After a varied career, including war service in the Intelligence Corps, he rejoined the BBC as head of television light entertainment in 1958, when he said: ‘I don’t think the BBC is a cultural organisation. We’ve got to please the people. The job of a man putting on a show is to get an audience.’ (I had to read this twice to be sure that this was a BBC man talking.)
In 1962, as assistant to the BBC’s Controller of Programmes, he requested ideas for a science fiction drama series. The result was Doctor Who, which started the next year.
A subsequent presenter of In Town Tonight was John Ellison. I can find out very little about him, which is surprising as he was a household name for many years. He presented the radio show Pick of the Week from its inception in 1959 until his death in 1974. He was also a question-master on the BBC’s Top of the Form. (In case I don’t get back to the programme in this series, here is the signature tune, called Marching Strings.
When the show was killed off in 1986 the producer, Graham Frost, was reported to have said that the competitive nature of the show jarred with modern educational philosophy, and promised a new non-competitive schools quiz where there would be no right or wrong answers. This quote is all over the internet but I cannot find the source of it – though this time it certainly sounds like a BBC man talking. (The new quiz show never materialised.)
There were less well-known guests, for example Una Duval, who was imprisoned in 1909 during the campaign for women’s votes. In this 1955 discussion with interviewer John Ellison, Mrs Duval is introduced to photographer Arthur Barrett, who took a picture of suffragettes Emmeline Pankhurst, her daughter Christabel and Mrs Flora Drummond in Bow Street court while the magistrate was passing sentence of three months in jail. You can see it here.
In this 1952 excerpt John Ellison interviewed air-to-air photographers Cyril Peckham and Russell Adams (what a brilliant topic for a radio programme).
In the 1940s an outside broadcast segment was added, and this was run from 1948 to 1952 by Brian Johnston under the name Let’s Go Somewhere. Here he visits a fire station. (Click on the tab on the right labelled In Town Tonight).
The fire station is now the Chiltern Firehouse restaurant.
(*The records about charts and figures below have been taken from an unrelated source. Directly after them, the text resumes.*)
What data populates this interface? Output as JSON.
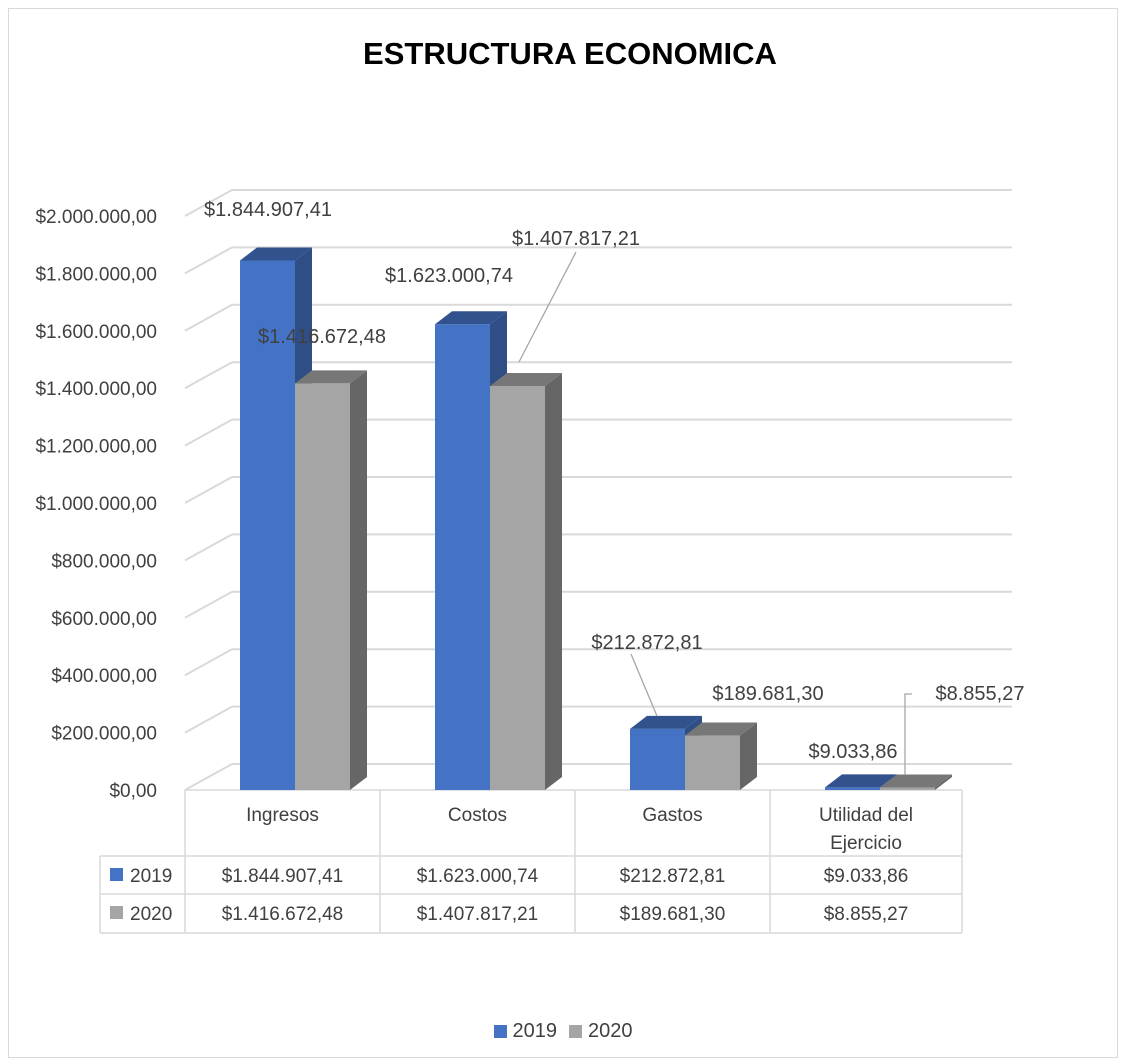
{
  "chart_data": {
    "type": "bar",
    "title": "ESTRUCTURA ECONOMICA",
    "categories": [
      "Ingresos",
      "Costos",
      "Gastos",
      "Utilidad del Ejercicio"
    ],
    "category_lines": [
      [
        "Ingresos"
      ],
      [
        "Costos"
      ],
      [
        "Gastos"
      ],
      [
        "Utilidad del",
        "Ejercicio"
      ]
    ],
    "series": [
      {
        "name": "2019",
        "color": "#4472c4",
        "values": [
          1844907.41,
          1623000.74,
          212872.81,
          9033.86
        ],
        "labels": [
          "$1.844.907,41",
          "$1.623.000,74",
          "$212.872,81",
          "$9.033,86"
        ]
      },
      {
        "name": "2020",
        "color": "#a5a5a5",
        "values": [
          1416672.48,
          1407817.21,
          189681.3,
          8855.27
        ],
        "labels": [
          "$1.416.672,48",
          "$1.407.817,21",
          "$189.681,30",
          "$8.855,27"
        ]
      }
    ],
    "ylim": [
      0,
      2000000
    ],
    "y_ticks": [
      "$0,00",
      "$200.000,00",
      "$400.000,00",
      "$600.000,00",
      "$800.000,00",
      "$1.000.000,00",
      "$1.200.000,00",
      "$1.400.000,00",
      "$1.600.000,00",
      "$1.800.000,00",
      "$2.000.000,00"
    ],
    "grid": true,
    "projection": "3d",
    "data_table": true,
    "legend_position": "bottom"
  }
}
Among Johnston’s many other stunts was lying between the rails as an express train hurtled over him, bareback riding in a circus, piloting a light aircraft, riding on a Big Dipper, singing Underneath the Arches live with Bud Flanagan, being sawn in half by magician Robin Harbin and broadcasting live from the coalface of Snowdown colliery in Kent.
From April 1954, the show was broadcast simultaneously on radio and television. Here is a full programme from 1955, featuring Tito Gobbi and Alastair Sim, and here is a 1955 interview with former SS officer Heinz Linge, who was Hitler’s personal attendant.
After a couple of years, during which time ITV was launched, viewing figures were down so the show reverted to radio only for another four years.
In 1960 the 1,000th radio edition was broadcast, with guests including Errol Flynn, Doris Day, Gary Cooper and Jane Russell, who had all made regular appearances over the years. The hosts by this time were Nan Winton, who became the first woman to read the BBC TV news in June 1960 (the Evening Standard commented: ‘Miss Winton usually hides herself behind a desk. Pity. She has a 36-25-37in figure’) though she lasted only a few months before BBC audience research concluded that viewers thought a woman reading the news was ‘not acceptable’, and Tony Bilbow, later a presenter of BBC TV’s Late Night Line-Up.
A few weeks later In Town Tonight was moved to lunchtime and renamed In Town Today. It survived five more years before succumbing to the inevitable axe, and the mighty roar of London’s traffic carried on.